Now let’s execute this nimbleFunction in R, before compiling it.
set.seed(1) # make the calculation repeatable
pump$alpha <- pumpMLE$par[1]
pump$beta <- pumpMLE$par[2]
# make sure to update deterministic dependencies of the altered nodes
pump$calculate(pump$getDependencies(c("alpha","beta"), determOnly = TRUE))
## [1] 0
## [[1]]
## [1] 0.21801104 1.92849314 0.62185677 0.34145435 3.45061289 1.15835525
## [7] 0.99001994 0.30737332 0.09461909 0.15720154
##
## [[2]]
## [1] 0.82620401 0.08776004 0.34362701 0.29479110 0.14167506 1.15835525
## [7] 0.99001994 0.30737332 0.09461909 0.15720154
## [[1]]
## [1] -10.229575 -26.866943 -25.569779 -15.550101 -11.188351 -7.429868
## [7] -1.000761 -1.453644 -9.840589 -39.096527
##
## [[2]]
## [1] -60.920692 -1.057321 -11.034892 -11.727789 -3.427830 -7.429868
## [7] -1.000761 -1.453644 -9.840589 -39.096527
In this code we have initialized the values of alpha
and beta
to their MLE and then recorded the theta
values to use below.
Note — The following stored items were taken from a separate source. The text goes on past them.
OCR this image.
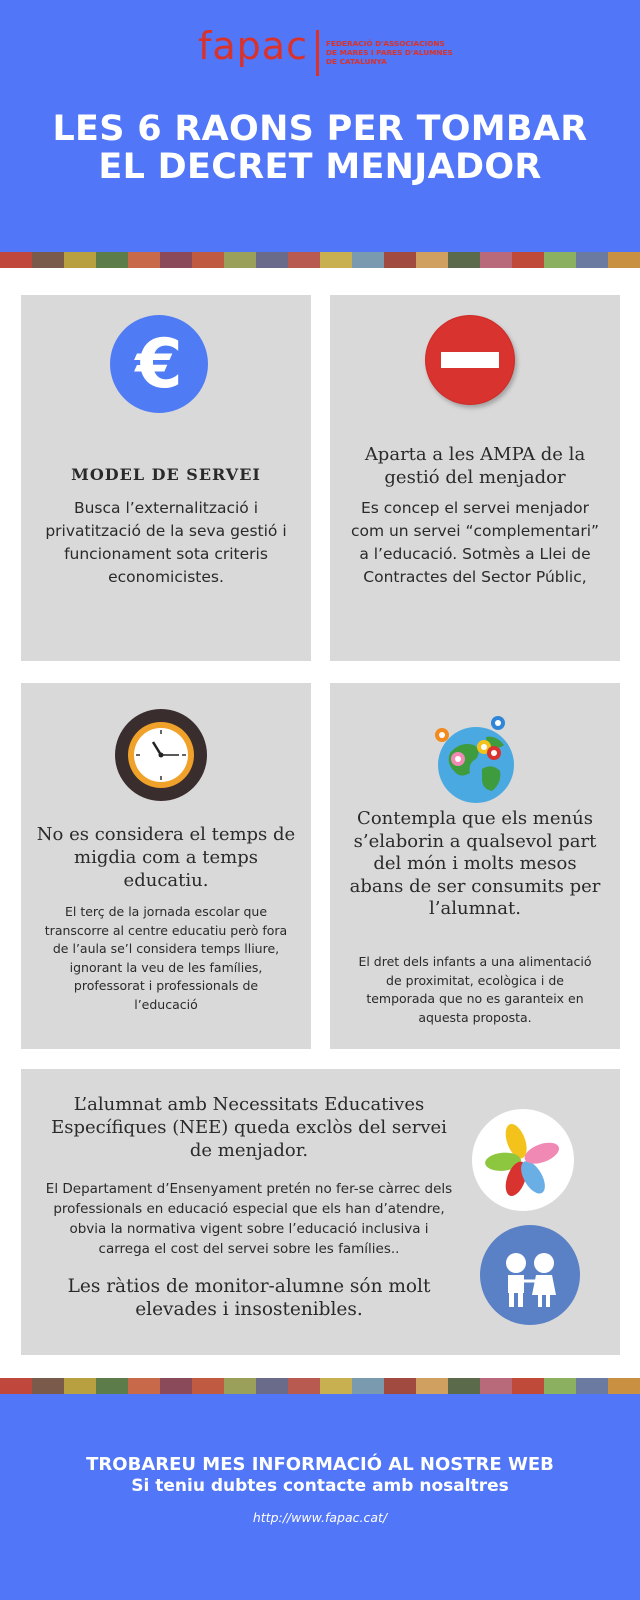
fapac FEDERACIÓ D'ASSOCIACIONS
DE MARES I PARES D'ALUMNES
DE CATALUNYA
LES 6 RAONS PER TOMBAR
EL DECRET MENJADOR
€

MODEL DE SERVEI

Busca l’externalització i privatització de la seva gestió i funcionament sota criteris economicistes.

Aparta a les AMPA de la gestió del menjador

Es concep el servei menjador com un servei “complementari” a l’educació. Sotmès a Llei de Contractes del Sector Públic,

No es considera el temps de migdia com a temps educatiu.

El terç de la jornada escolar que transcorre al centre educatiu però fora de l’aula se’l considera temps lliure, ignorant la veu de les famílies, professorat i professionals de l’educació

Contempla que els menús s’elaborin a qualsevol part del món i molts mesos abans de ser consumits per l’alumnat.

El dret dels infants a una alimentació de proximitat, ecològica i de temporada que no es garanteix en aquesta proposta.

L’alumnat amb Necessitats Educatives Específiques (NEE) queda exclòs del servei de menjador.

El Departament d’Ensenyament pretén no fer-se càrrec dels professionals en educació especial que els han d’atendre, obvia la normativa vigent sobre l’educació inclusiva i carrega el cost del servei sobre les famílies..

Les ràtios de monitor-alumne són molt elevades i insostenibles.

TROBAREU MES INFORMACIÓ AL NOSTRE WEB

Si teniu dubtes contacte amb nosaltres

http://www.fapac.cat/
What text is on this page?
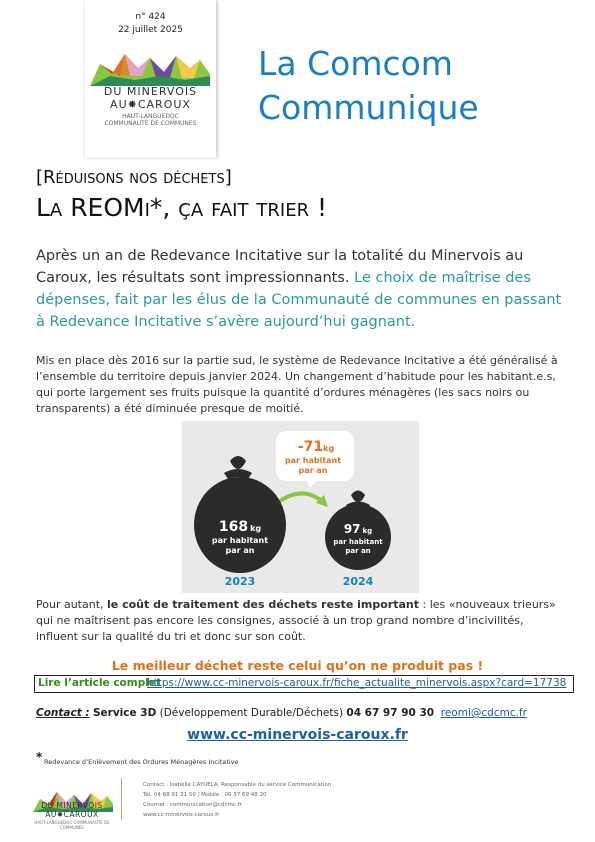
n° 424
22 juillet 2025
DU MINERVOIS
AU✸CAROUX
HAUT-LANGUEDOC
COMMUNAUTÉ DE COMMUNES
La Comcom
Communique
[Réduisons nos déchets]
La REOMi*, ça fait trier !
Après un an de Redevance Incitative sur la totalité du Minervois au Caroux, les résultats sont impressionnants. Le choix de maîtrise des dépenses, fait par les élus de la Communauté de communes en passant à Redevance Incitative s’avère aujourd’hui gagnant.
Mis en place dès 2016 sur la partie sud, le système de Redevance Incitative a été généralisé à l’ensemble du territoire depuis janvier 2024. Un changement d’habitude pour les habitant.e.s, qui porte largement ses fruits puisque la quantité d’ordures ménagères (les sacs noirs ou transparents) a été diminuée presque de moitié.
-71kg
par habitant
par an
168 kg
par habitant
par an
97 kg
par habitant
par an
2023	2024
Pour autant, le coût de traitement des déchets reste important : les «nouveaux trieurs» qui ne maîtrisent pas encore les consignes, associé à un trop grand nombre d’incivilités, influent sur la qualité du tri et donc sur son coût.
Le meilleur déchet reste celui qu’on ne produit pas !
Lire l’article complet
https://www.cc-minervois-caroux.fr/fiche_actualite_minervois.aspx?card=17738
Contact : Service 3D (Développement Durable/Déchets) 04 67 97 90 30 reomi@cdcmc.fr
www.cc-minervois-caroux.fr
* Redevance d’Enlèvement des Ordures Ménagères Incitative
DU MINERVOIS
AU✸CAROUX
HAUT-LANGUEDOC COMMUNAUTÉ DE COMMUNES
Contact : Isabelle CAYUELA, Responsable du service Communication
Tél. 04 68 91 31 50 / Mobile : 06 37 69 48 20
Courriel : communication@cdcmc.fr
www.cc-minervois-caroux.fr
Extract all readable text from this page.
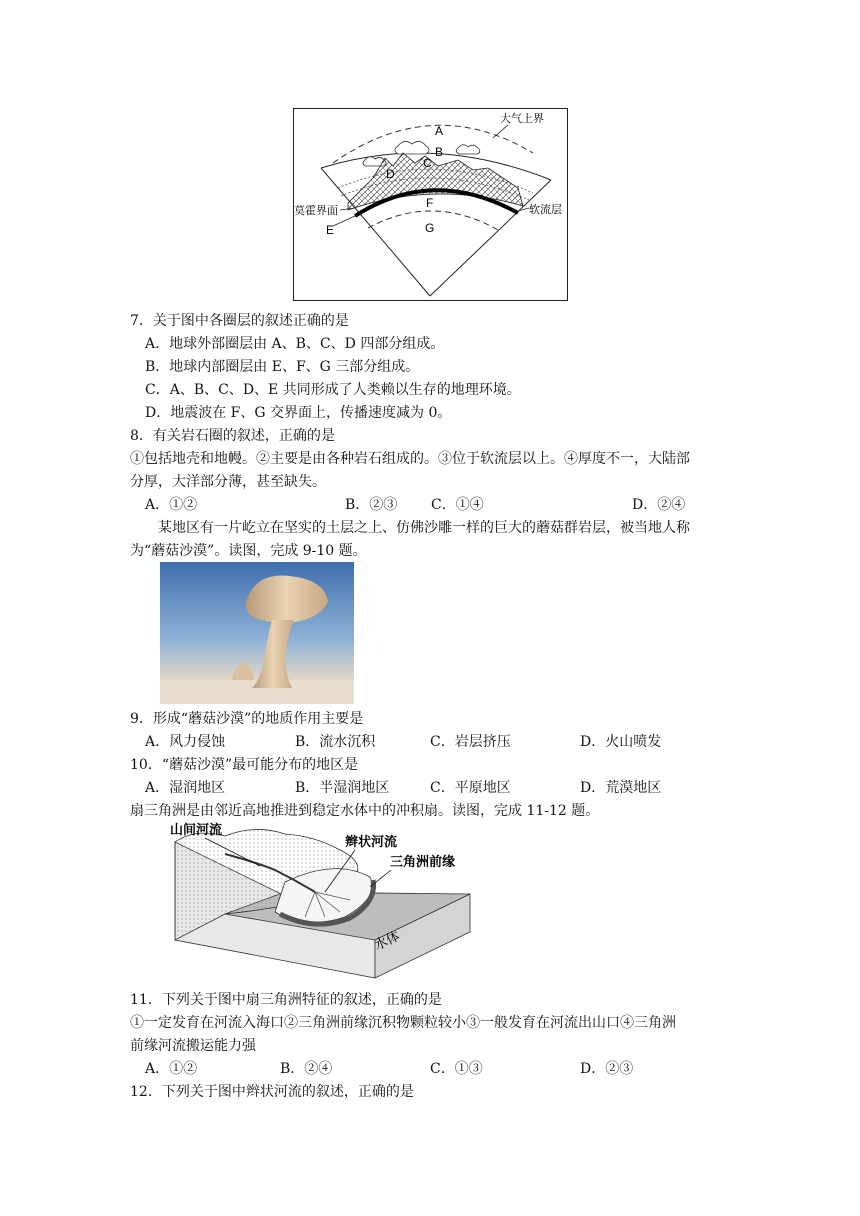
A
B
C
D
F
G
E
大气上界
莫霍界面	软流层
7．关于图中各圈层的叙述正确的是
A．地球外部圈层由 A、B、C、D 四部分组成。
B．地球内部圈层由 E、F、G 三部分组成。
C．A、B、C、D、E 共同形成了人类赖以生存的地理环境。
D．地震波在 F、G 交界面上，传播速度减为 0。
8．有关岩石圈的叙述，正确的是
①包括地壳和地幔。②主要是由各种岩石组成的。③位于软流层以上。④厚度不一，大陆部
分厚，大洋部分薄，甚至缺失。
A．①②	B．②③ C．①④	D．②④
某地区有一片屹立在坚实的土层之上、仿佛沙雕一样的巨大的蘑菇群岩层，被当地人称
为“蘑菇沙漠”。读图，完成 9-10 题。
9．形成“蘑菇沙漠”的地质作用主要是
A．风力侵蚀	B．流水沉积	C．岩层挤压	D．火山喷发
10．“蘑菇沙漠”最可能分布的地区是
A．湿润地区	B．半湿润地区	C．平原地区	D．荒漠地区
扇三角洲是由邻近高地推进到稳定水体中的冲积扇。读图，完成 11-12 题。
山间河流
辫状河流
三角洲前缘
水体
11．下列关于图中扇三角洲特征的叙述，正确的是
①一定发育在河流入海口②三角洲前缘沉积物颗粒较小③一般发育在河流出山口④三角洲
前缘河流搬运能力强
A．①②	B．②④	C．①③	D．②③
12．下列关于图中辫状河流的叙述，正确的是
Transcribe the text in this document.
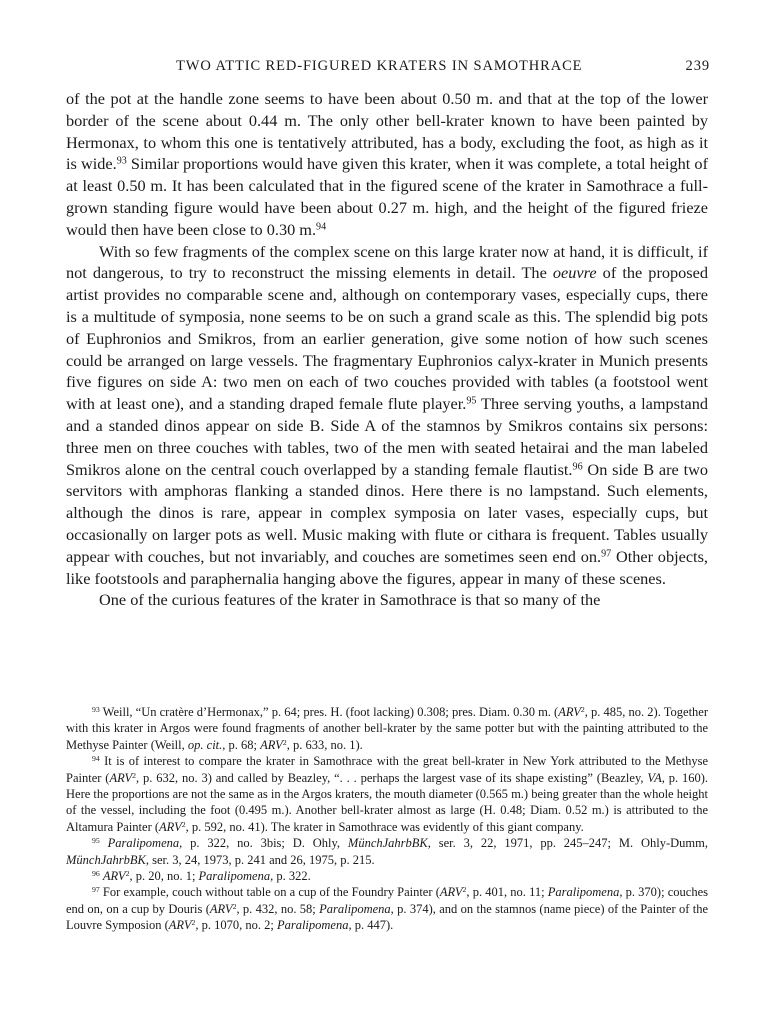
TWO ATTIC RED-FIGURED KRATERS IN SAMOTHRACE	239

of the pot at the handle zone seems to have been about 0.50 m. and that at the top of the lower border of the scene about 0.44 m. The only other bell-krater known to have been painted by Hermonax, to whom this one is tentatively attributed, has a body, excluding the foot, as high as it is wide.$^{93}$ Similar proportions would have given this krater, when it was complete, a total height of at least 0.50 m. It has been calculated that in the figured scene of the krater in Samothrace a full-grown standing figure would have been about 0.27 m. high, and the height of the figured frieze would then have been close to 0.30 m.$^{94}$

With so few fragments of the complex scene on this large krater now at hand, it is difficult, if not dangerous, to try to reconstruct the missing elements in detail. The oeuvre of the proposed artist provides no comparable scene and, although on contemporary vases, especially cups, there is a multitude of symposia, none seems to be on such a grand scale as this. The splendid big pots of Euphronios and Smikros, from an earlier generation, give some notion of how such scenes could be arranged on large vessels. The fragmentary Euphronios calyx-krater in Munich presents five figures on side A: two men on each of two couches provided with tables (a footstool went with at least one), and a standing draped female flute player.$^{95}$ Three serving youths, a lampstand and a standed dinos appear on side B. Side A of the stamnos by Smikros contains six persons: three men on three couches with tables, two of the men with seated hetairai and the man labeled Smikros alone on the central couch overlapped by a standing female flautist.$^{96}$ On side B are two servitors with amphoras flanking a standed dinos. Here there is no lampstand. Such elements, although the dinos is rare, appear in complex symposia on later vases, especially cups, but occasionally on larger pots as well. Music making with flute or cithara is frequent. Tables usually appear with couches, but not invariably, and couches are sometimes seen end on.$^{97}$ Other objects, like footstools and paraphernalia hanging above the figures, appear in many of these scenes.

One of the curious features of the krater in Samothrace is that so many of the

$^{93}$ Weill, “Un cratère d’Hermonax,” p. 64; pres. H. (foot lacking) 0.308; pres. Diam. 0.30 m. (ARV$^2$, p. 485, no. 2). Together with this krater in Argos were found fragments of another bell-krater by the same potter but with the painting attributed to the Methyse Painter (Weill, op. cit., p. 68; ARV$^2$, p. 633, no. 1).

$^{94}$ It is of interest to compare the krater in Samothrace with the great bell-krater in New York attributed to the Methyse Painter (ARV$^2$, p. 632, no. 3) and called by Beazley, “. . . perhaps the largest vase of its shape existing” (Beazley, VA, p. 160). Here the proportions are not the same as in the Argos kraters, the mouth diameter (0.565 m.) being greater than the whole height of the vessel, including the foot (0.495 m.). Another bell-krater almost as large (H. 0.48; Diam. 0.52 m.) is attributed to the Altamura Painter (ARV$^2$, p. 592, no. 41). The krater in Samothrace was evidently of this giant company.

$^{95}$ Paralipomena, p. 322, no. 3bis; D. Ohly, MünchJahrbBK, ser. 3, 22, 1971, pp. 245–247; M. Ohly-Dumm, MünchJahrbBK, ser. 3, 24, 1973, p. 241 and 26, 1975, p. 215.

$^{96}$ ARV$^2$, p. 20, no. 1; Paralipomena, p. 322.

$^{97}$ For example, couch without table on a cup of the Foundry Painter (ARV$^2$, p. 401, no. 11; Paralipomena, p. 370); couches end on, on a cup by Douris (ARV$^2$, p. 432, no. 58; Paralipomena, p. 374), and on the stamnos (name piece) of the Painter of the Louvre Symposion (ARV$^2$, p. 1070, no. 2; Paralipomena, p. 447).
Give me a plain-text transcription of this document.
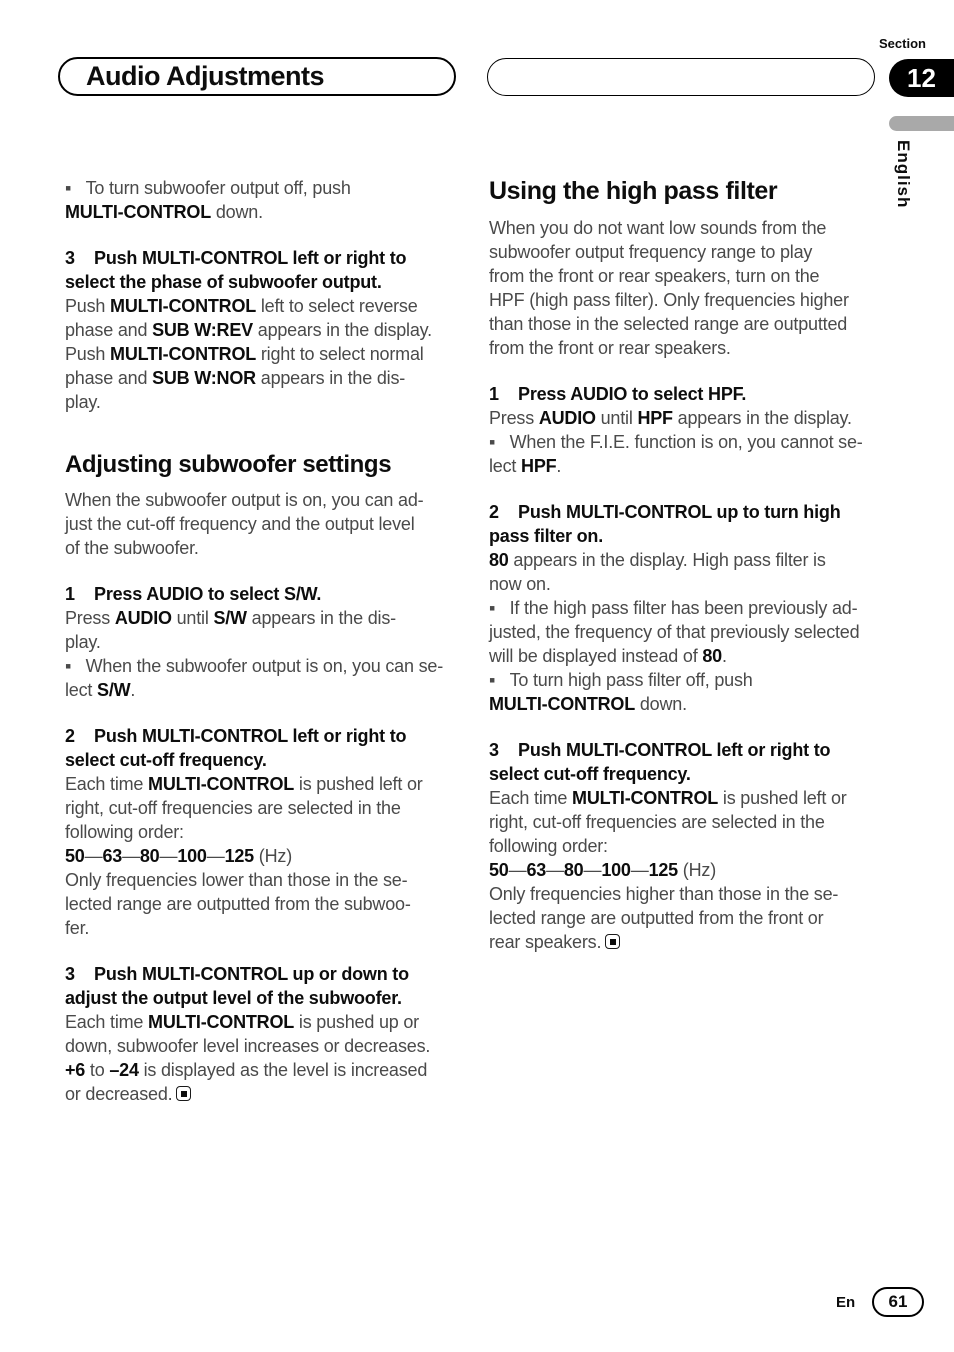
Audio Adjustments
Section
12
English
▪   To turn subwoofer output off, push
MULTI-CONTROL down.
3    Push MULTI-CONTROL left or right to
select the phase of subwoofer output.
Push MULTI-CONTROL left to select reverse
phase and SUB W:REV appears in the display.
Push MULTI-CONTROL right to select normal
phase and SUB W:NOR appears in the dis-
play.
Adjusting subwoofer settings
When the subwoofer output is on, you can ad-
just the cut-off frequency and the output level
of the subwoofer.
1    Press AUDIO to select S/W.
Press AUDIO until S/W appears in the dis-
play.
▪   When the subwoofer output is on, you can se-
lect S/W.
2    Push MULTI-CONTROL left or right to
select cut-off frequency.
Each time MULTI-CONTROL is pushed left or
right, cut-off frequencies are selected in the
following order:
50—63—80—100—125 (Hz)
Only frequencies lower than those in the se-
lected range are outputted from the subwoo-
fer.
3    Push MULTI-CONTROL up or down to
adjust the output level of the subwoofer.
Each time MULTI-CONTROL is pushed up or
down, subwoofer level increases or decreases.
+6 to –24 is displayed as the level is increased
or decreased.
Using the high pass filter
When you do not want low sounds from the
subwoofer output frequency range to play
from the front or rear speakers, turn on the
HPF (high pass filter). Only frequencies higher
than those in the selected range are outputted
from the front or rear speakers.
1    Press AUDIO to select HPF.
Press AUDIO until HPF appears in the display.
▪   When the F.I.E. function is on, you cannot se-
lect HPF.
2    Push MULTI-CONTROL up to turn high
pass filter on.
80 appears in the display. High pass filter is
now on.
▪   If the high pass filter has been previously ad-
justed, the frequency of that previously selected
will be displayed instead of 80.
▪   To turn high pass filter off, push
MULTI-CONTROL down.
3    Push MULTI-CONTROL left or right to
select cut-off frequency.
Each time MULTI-CONTROL is pushed left or
right, cut-off frequencies are selected in the
following order:
50—63—80—100—125 (Hz)
Only frequencies higher than those in the se-
lected range are outputted from the front or
rear speakers.
En 61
Then we
have requested 10 simulations from
simNodesTheta1to5
. Shown are the first two simulation results
for theta
and the log probabilities of x
. Notice that
theta[6:10]
and the corresponding log probabilities for x[6:10]
are unchanged because the nodes being simulated are only
theta[1:5]
. In R, this function runs slowly.
Finally, let’s compile the function and run that version.
CsimNodesTheta1to5 <- compileNimble(simNodesTheta1to5,
project = pump, resetFunctions = TRUE)
Cpump$alpha <- pumpMLE$par[1]
Cpump$beta <- pumpMLE$par[2]
Cpump$calculate(Cpump$getDependencies(c("alpha","beta"), determOnly = TRUE))
## [1] 0
Cpump$theta <- saveTheta
set.seed(1)
CsimNodesTheta1to5$run(10)
CsimNodesTheta1to5$mv[["theta"]][1:2]
## [[1]]
## [1] 0.2387677 2.0746311 0.6709612 0.3715794 3.7047288 0.4910946 0.7019477
## [8] 0.8661760 1.2961006 1.6388032
##
## [[2]]
## [1] 0.89414647 0.09737063 0.37390994 0.32147204 0.15612022 0.49109463
## [7] 0.70194774 0.86617604 1.29610065 1.63880322
## [[1]]
## [1] -11.732199 -29.088264 -28.278440 -18.162177 -12.306744 -2.782156
## [7] -1.042151 -1.004362 -1.894675 -3.081102
##
## [[2]]
## [1] -66.932527 -1.104289 -12.517398 -13.876578 -3.212252 -2.782156
## [7] -1.042151 -1.004362 -1.894675 -3.081102
Given the same initial values and the same random number generator
seed, we got identical results for theta[1:5]
and their dependencies, but it happened much faster.